À cette époque, on pense que le développement de l’enfant est avant tout une affaire biologique. En gros, on attend que le cerveau soit « prêt » pour apprendre. Vygotsky arrive et dit : non, c’est l’inverse. Pour lui, c’est l’apprentissage qui provoque le développement. Il résume cette idée dans une phrase devenue célèbre : « Ce que l’enfant sait faire aujourd’hui en collaboration, il saura le faire seul demain. »
Autrement dit, la pensée ne naît pas toute seule dans notre tête. Elle naît d’abord entre nous. Dans le langage, dans l’échange, dans l’interaction. Ce que nous faisons ensemble devient, petit à petit, quelque chose que nous pouvons faire seuls.
C’est là qu’intervient un concept central du socio-constructivisme : la zone proximale de développement, la fameuse ZPD. Imaginez un espace très précis. D’un côté, il y a tout ce que l’apprenant sait déjà faire seul. Si on reste là, il s’ennuie. De l’autre côté, il y a ce qui est beaucoup trop difficile. Là, il se bloque. Et entre les deux, il y a cette zone intermédiaire, cette zone magique, où l’apprenant ne peut pas encore réussir seul, mais où il réussit avec un peu d’aide. C’est exactement là que l’apprentissage se produit.
Ni trop facile, ni trop dur. Juste assez de difficulté pour stimuler, et juste assez de soutien pour ne pas décourager. Et au fond, notre métier, c’est ça : repérer cette zone, la viser, l’ajuster en permanence. Être, en quelque sorte, des chasseurs de ZPD.

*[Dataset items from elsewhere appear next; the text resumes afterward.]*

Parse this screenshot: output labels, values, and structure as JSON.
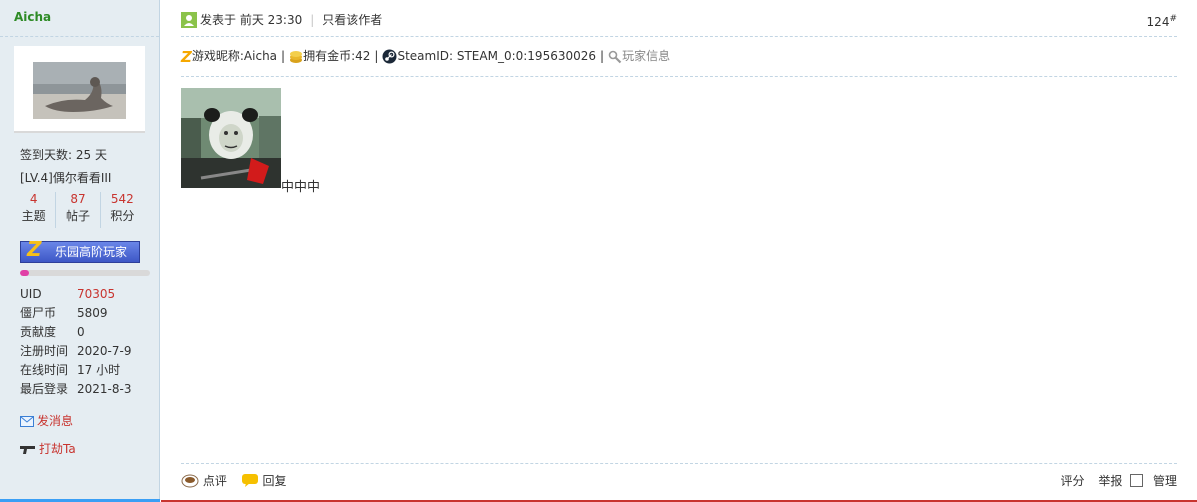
{
  "sidebar": {
    "username": "Aicha",
    "signin_days": "签到天数: 25 天",
    "level": "[LV.4]偶尔看看III",
    "stats": [
      {
        "value": "4",
        "label": "主题"
      },
      {
        "value": "87",
        "label": "帖子"
      },
      {
        "value": "542",
        "label": "积分"
      }
    ],
    "medal_label": "乐园高阶玩家",
    "level_progress": 0.07,
    "profile": [
      {
        "key": "UID",
        "value": "70305"
      },
      {
        "key": "僵尸币",
        "value": "5809"
      },
      {
        "key": "贡献度",
        "value": "0"
      },
      {
        "key": "注册时间",
        "value": "2020-7-9"
      },
      {
        "key": "在线时间",
        "value": "17 小时"
      },
      {
        "key": "最后登录",
        "value": "2021-8-3"
      }
    ],
    "send_message": "发消息",
    "rob": "打劫Ta"
  },
  "post": {
    "posted_label": "发表于 前天 23:30",
    "author_only": "只看该作者",
    "floor_number": "124",
    "floor_mark": "#",
    "game_nick": "游戏昵称:Aicha",
    "coins": "拥有金币:42",
    "steam_id": "SteamID: STEAM_0:0:195630026",
    "player_info": "玩家信息",
    "content": "中中中"
  },
  "footer": {
    "comment": "点评",
    "reply": "回复",
    "rate": "评分",
    "report": "举报",
    "manage": "管理"
  },
  "colors": {
    "sidebar_bg": "#e5edf2",
    "username": "#2e8b26",
    "accent_red": "#c8342f",
    "divider": "#c2d5e3"
  }
}
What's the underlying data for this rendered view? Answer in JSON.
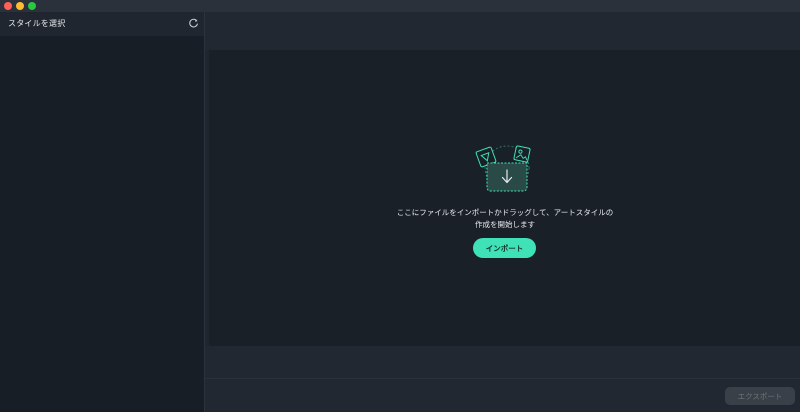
{
  "sidebar": {
    "title": "スタイルを選択",
    "refresh_icon": "refresh-icon"
  },
  "main": {
    "drop_zone": {
      "message_line1": "ここにファイルをインポートかドラッグして、アートスタイルの",
      "message_line2": "作成を開始します",
      "import_label": "インポート",
      "illustration_icon": "image-drop-icon"
    },
    "export_label": "エクスポート",
    "export_enabled": false
  },
  "colors": {
    "accent": "#3ee2b6",
    "background": "#1a2028",
    "sidebar": "#181e25",
    "text": "#e9ebee"
  }
}
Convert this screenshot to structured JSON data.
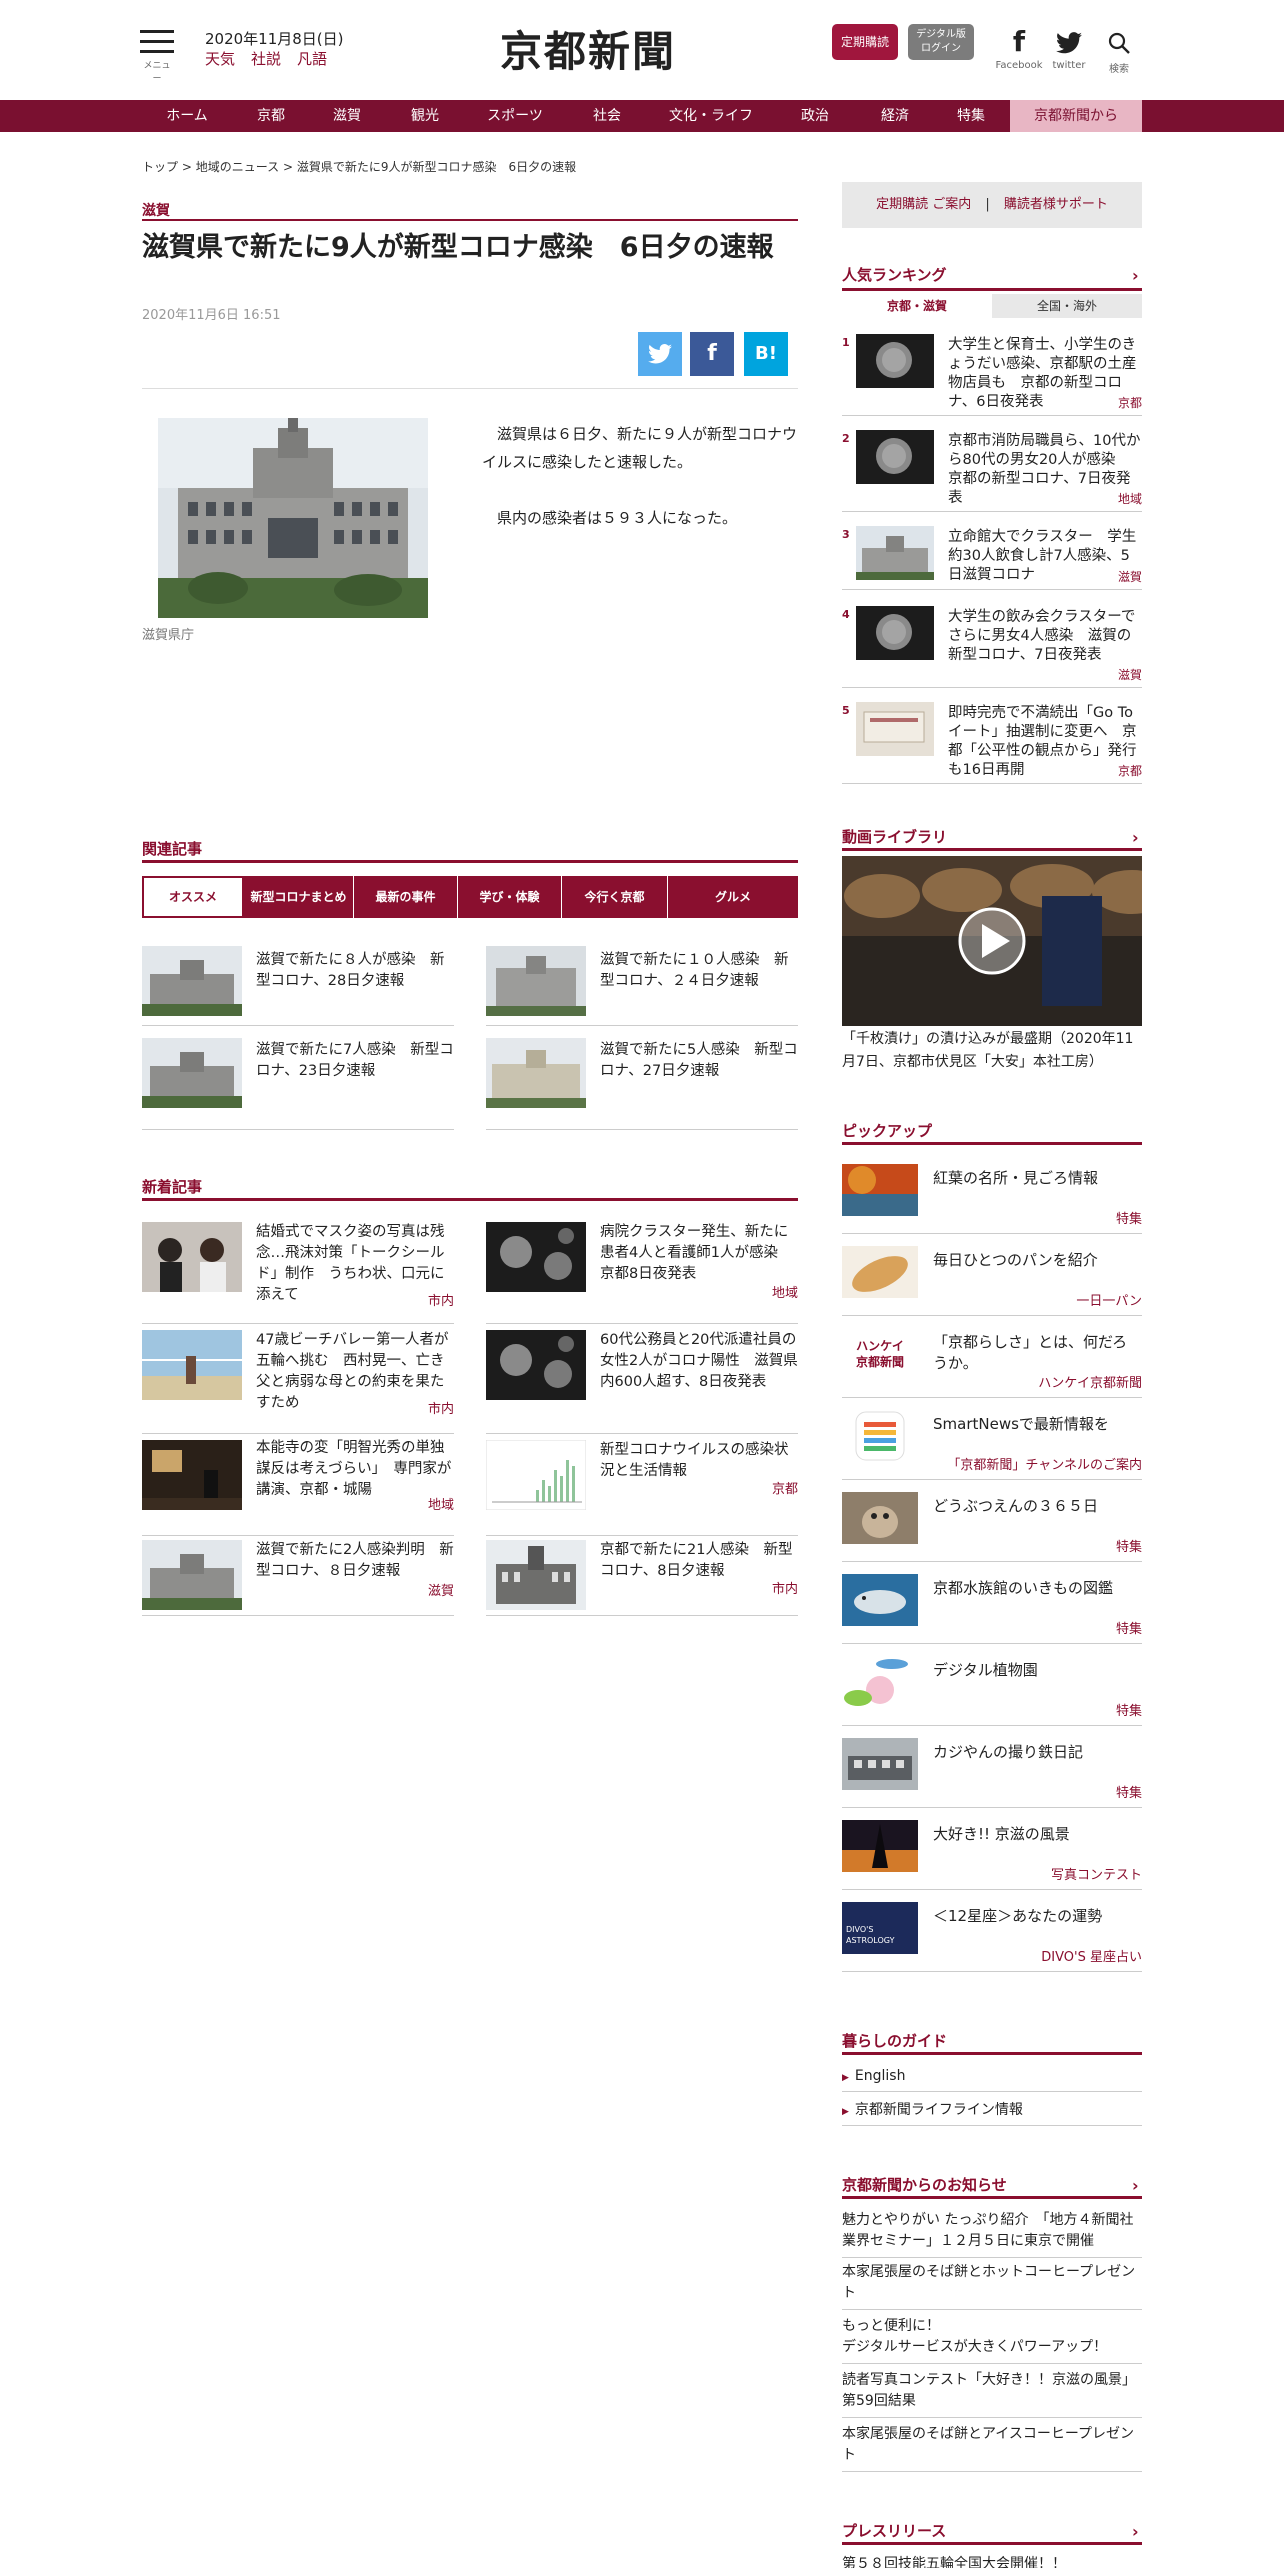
{
  "header": {
    "menu_label": "メニュー",
    "date": "2020年11月8日(日)",
    "links": [
      "天気",
      "社説",
      "凡語"
    ],
    "logo": "京都新聞",
    "subscribe": "定期購読",
    "digital_line1": "デジタル版",
    "digital_line2": "ログイン",
    "facebook_label": "Facebook",
    "twitter_label": "twitter",
    "search_label": "検索"
  },
  "nav": {
    "items": [
      "ホーム",
      "京都",
      "滋賀",
      "観光",
      "スポーツ",
      "社会",
      "文化・ライフ",
      "政治",
      "経済",
      "特集",
      "京都新聞から"
    ],
    "active": "京都新聞から"
  },
  "breadcrumb": {
    "items": [
      "トップ",
      "地域のニュース",
      "滋賀県で新たに9人が新型コロナ感染　6日夕の速報"
    ],
    "separator": ">"
  },
  "article": {
    "category": "滋賀",
    "title": "滋賀県で新たに9人が新型コロナ感染　6日夕の速報",
    "date": "2020年11月6日 16:51",
    "share": {
      "twitter": "t",
      "facebook": "f",
      "hatena": "B!"
    },
    "photo_caption": "滋賀県庁",
    "paragraphs": [
      "滋賀県は６日夕、新たに９人が新型コロナウイルスに感染したと速報した。",
      "県内の感染者は５９３人になった。"
    ]
  },
  "related": {
    "heading": "関連記事",
    "tabs": [
      "オススメ",
      "新型コロナまとめ",
      "最新の事件",
      "学び・体験",
      "今行く京都",
      "グルメ"
    ],
    "active_tab": "オススメ",
    "items": [
      {
        "title": "滋賀で新たに８人が感染　新型コロナ、28日夕速報"
      },
      {
        "title": "滋賀で新たに１０人感染　新型コロナ、２４日夕速報"
      },
      {
        "title": "滋賀で新たに7人感染　新型コロナ、23日夕速報"
      },
      {
        "title": "滋賀で新たに5人感染　新型コロナ、27日夕速報"
      }
    ]
  },
  "latest": {
    "heading": "新着記事",
    "items": [
      {
        "title": "結婚式でマスク姿の写真は残念…飛沫対策「トークシールド」制作　うちわ状、口元に添えて",
        "tag": "市内"
      },
      {
        "title": "病院クラスター発生、新たに患者4人と看護師1人が感染　京都8日夜発表",
        "tag": "地域"
      },
      {
        "title": "47歳ビーチバレー第一人者が五輪へ挑む　西村晃一、亡き父と病弱な母との約束を果たすため",
        "tag": "市内"
      },
      {
        "title": "60代公務員と20代派遣社員の女性2人がコロナ陽性　滋賀県内600人超す、8日夜発表",
        "tag": ""
      },
      {
        "title": "本能寺の変「明智光秀の単独謀反は考えづらい」　専門家が講演、京都・城陽",
        "tag": "地域"
      },
      {
        "title": "新型コロナウイルスの感染状況と生活情報",
        "tag": "京都"
      },
      {
        "title": "滋賀で新たに2人感染判明　新型コロナ、８日夕速報",
        "tag": "滋賀"
      },
      {
        "title": "京都で新たに21人感染　新型コロナ、8日夕速報",
        "tag": "市内"
      }
    ]
  },
  "sidebar": {
    "box_links": [
      "定期購読 ご案内",
      "|",
      "購読者様サポート"
    ],
    "ranking": {
      "heading": "人気ランキング",
      "tabs": [
        "京都・滋賀",
        "全国・海外"
      ],
      "active_tab": "京都・滋賀",
      "items": [
        {
          "num": "1",
          "title": "大学生と保育士、小学生のきょうだい感染、京都駅の土産物店員も　京都の新型コロナ、6日夜発表",
          "tag": "京都"
        },
        {
          "num": "2",
          "title": "京都市消防局職員ら、10代から80代の男女20人が感染　京都の新型コロナ、7日夜発表",
          "tag": "地域"
        },
        {
          "num": "3",
          "title": "立命館大でクラスター　学生約30人飲食し計7人感染、5日滋賀コロナ",
          "tag": "滋賀"
        },
        {
          "num": "4",
          "title": "大学生の飲み会クラスターでさらに男女4人感染　滋賀の新型コロナ、7日夜発表",
          "tag": "滋賀"
        },
        {
          "num": "5",
          "title": "即時完売で不満続出「Go To イート」抽選制に変更へ　京都「公平性の観点から」発行も16日再開",
          "tag": "京都"
        }
      ]
    },
    "video": {
      "heading": "動画ライブラリ",
      "caption": "「千枚漬け」の漬け込みが最盛期（2020年11月7日、京都市伏見区「大安」本社工房）"
    },
    "pickup": {
      "heading": "ピックアップ",
      "items": [
        {
          "title": "紅葉の名所・見ごろ情報",
          "tag": "特集"
        },
        {
          "title": "毎日ひとつのパンを紹介",
          "tag": "一日一パン"
        },
        {
          "title": "「京都らしさ」とは、何だろうか。",
          "tag": "ハンケイ京都新聞"
        },
        {
          "title": "SmartNewsで最新情報を",
          "tag": "「京都新聞」チャンネルのご案内"
        },
        {
          "title": "どうぶつえんの３６５日",
          "tag": "特集"
        },
        {
          "title": "京都水族館のいきもの図鑑",
          "tag": "特集"
        },
        {
          "title": "デジタル植物園",
          "tag": "特集"
        },
        {
          "title": "カジやんの撮り鉄日記",
          "tag": "特集"
        },
        {
          "title": "大好き!! 京滋の風景",
          "tag": "写真コンテスト"
        },
        {
          "title": "＜12星座＞あなたの運勢",
          "tag": "DIVO'S 星座占い"
        }
      ],
      "hankei_logo_line1": "ハンケイ",
      "hankei_logo_line2": "京都新聞",
      "divos_logo_line1": "DIVO'S",
      "divos_logo_line2": "ASTROLOGY"
    },
    "guide": {
      "heading": "暮らしのガイド",
      "items": [
        "English",
        "京都新聞ライフライン情報"
      ]
    },
    "notices": {
      "heading": "京都新聞からのお知らせ",
      "items": [
        "魅力とやりがい たっぷり紹介　「地方４新聞社業界セミナー」１２月５日に東京で開催",
        "本家尾張屋のそば餅とホットコーヒープレゼント",
        "もっと便利に！\nデジタルサービスが大きくパワーアップ！",
        "読者写真コンテスト「大好き！！京滋の風景」第59回結果",
        "本家尾張屋のそば餅とアイスコーヒープレゼント"
      ]
    },
    "press": {
      "heading": "プレスリリース",
      "first_item": "第５８回技能五輪全国大会開催！！"
    }
  },
  "colors": {
    "brand": "#8a0f2f",
    "nav_bg": "#7a1030",
    "nav_active_bg": "#e8b6c4",
    "twitter": "#55acee",
    "facebook": "#3b5998",
    "hatena": "#00a4de"
  }
}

Un peu plus tard, un autre chercheur va enrichir cette idée : Jerome Bruner, que l’on a déjà rencontré dans les épisodes consacrés au cognitivisme et au constructivisme. Lui introduit une métaphore très parlante : l’étayage. Imaginez un échafaudage sur un chantier. Il est indispensable pendant la construction, mais une fois que le bâtiment tient debout, on le retire. En classe, c’est pareil. Le rôle de l’enseignant, ce n’est pas de faire à la place de l’élève, mais de rendre l’action possible, puis de s’effacer progressivement.
C’est là que le socio-constructivisme se distingue du constructivisme de Jean Piaget. Chez Piaget, l’enfant est un petit scientifique solitaire, qui découvre le monde par lui-même. Chez Vygotsky, l’enfant est un explorateur social. Il apprend avec les autres, grâce aux autres. Les deux approches ne s’opposent pas, mais le socio-constructivisme met clairement l’accent sur le collectif.
Et cette idée que l’on apprend mieux ensemble, en faisant, en parlant, en coopérant… elle ne vient pas seulement des laboratoires de psychologie.
En France aussi, elle a pris corps dans les classes, très concrètement, grâce à un enseignant : Célestin Freinet.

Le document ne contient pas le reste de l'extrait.